Une volonté politique, en ce domaine, ne peut passer à l’action que si elle est soutenue par le grand nombre, mais le grand nombre a d’autres soucis… L’utilitarisme ambiant n’est guère propice à une politique ambitieuse en matière d’éducation artistique… Utilitarisme que Baudelaire fustigeait déjà en son temps dans son article mémorable consacré à… Théophile Gautier.

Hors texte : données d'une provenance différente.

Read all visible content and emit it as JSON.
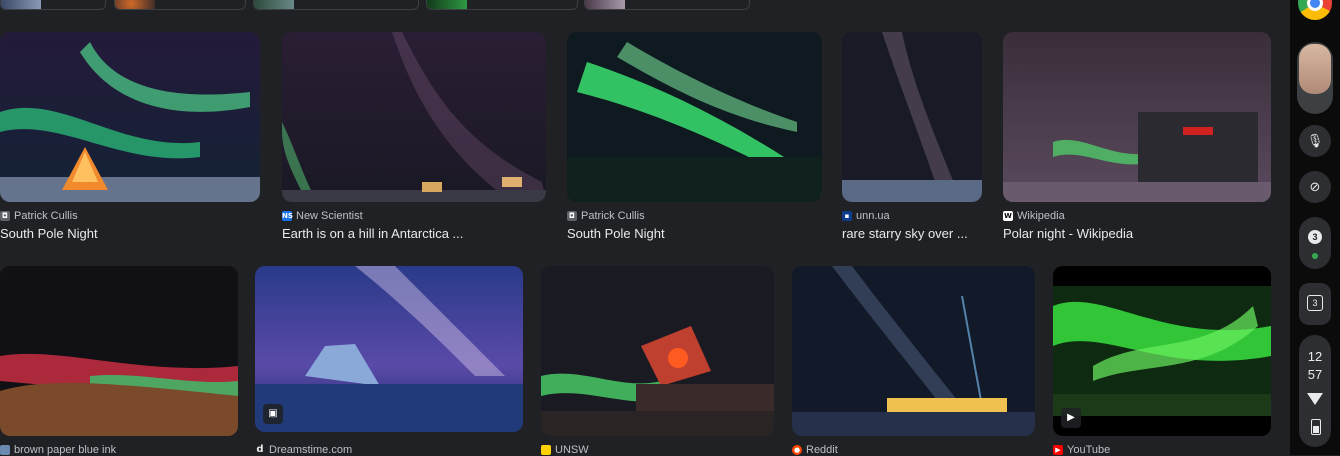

Les régimes politiques, quels qu’ils soient n’ont que faire de l’art en soi ; il faut que ça se vende ou que ça serve à la propagande d’Etat… Ce n’est pas un hasard, si staliniens et nazis ont désiré exercer un contrôle total sur les Arts et les Lettres…

J’écrivais avant la guerre : « Je ne gagnerai mon procès qu’en appel. », ou : « J’écris pour être relu. » — et cela ne signifie plus rien du moment qu’il n’y a plus d’appel et qu’il n’est plus question de relire. Seuls sont dès lors goûtés les émois de choc, de surprise. Les liens qui nous rattachaient au passé, qui peuvent espérer de rattacher à nous le futur, sont-ils rompus ? Du coup, c’en sera fait de notre culture et de cette tradition que nous avons tant lutter pour maintenir. L’art ne peut revenir en arrière. Les anciens canons de la beauté ont vécu. Quelques admirables efforts de restauration, si réussis qu’ils soient (je songe particulièrement à Valéry) paraissent factices et archaïsants, à ceux qui prétendent se délivrer du passé et ne consentent plus à voir dans toute tradition qu’esclavage. Dans ce désastre résolu, que subsiste-t-il ? Rien plus que l’émotion personnelle. Mais le moyen de la propager, de la transmettre ?... Qui dit Art dit communion.

Nous sommes en 1947, deux ans après la fin de la deuxième guerre mondiale ; les plaies sont encore vives, l’immensité des destructions et les corps décharnés qui reviennent des camps aussi visibles que sont invisibles et quasi inaudibles les traumatismes subis par les civils et les militaires survivants confondus dans un même abîme de perplexité et d’effroi. Des voix se feront entendre quelques années plus tard, parmi lesquelles celle de Primo Levi, de Robert Anthelme, de Paul Celan, et de bien d’autres qui tenteront de dire l’indicible.

 

La beauté ne fleurit pas que dans les plus beaux jardins, fussent-ils anglais ni non plus exclusivement sur les tas de fumier ou les monceaux d’ordures. Elle fleurit partout et pas toujours là où l’on s’attendrait à la rencontrer. Le tout est de savoir regarder, « d’avoir l’œil », comme on dit, et surtout l’oreille.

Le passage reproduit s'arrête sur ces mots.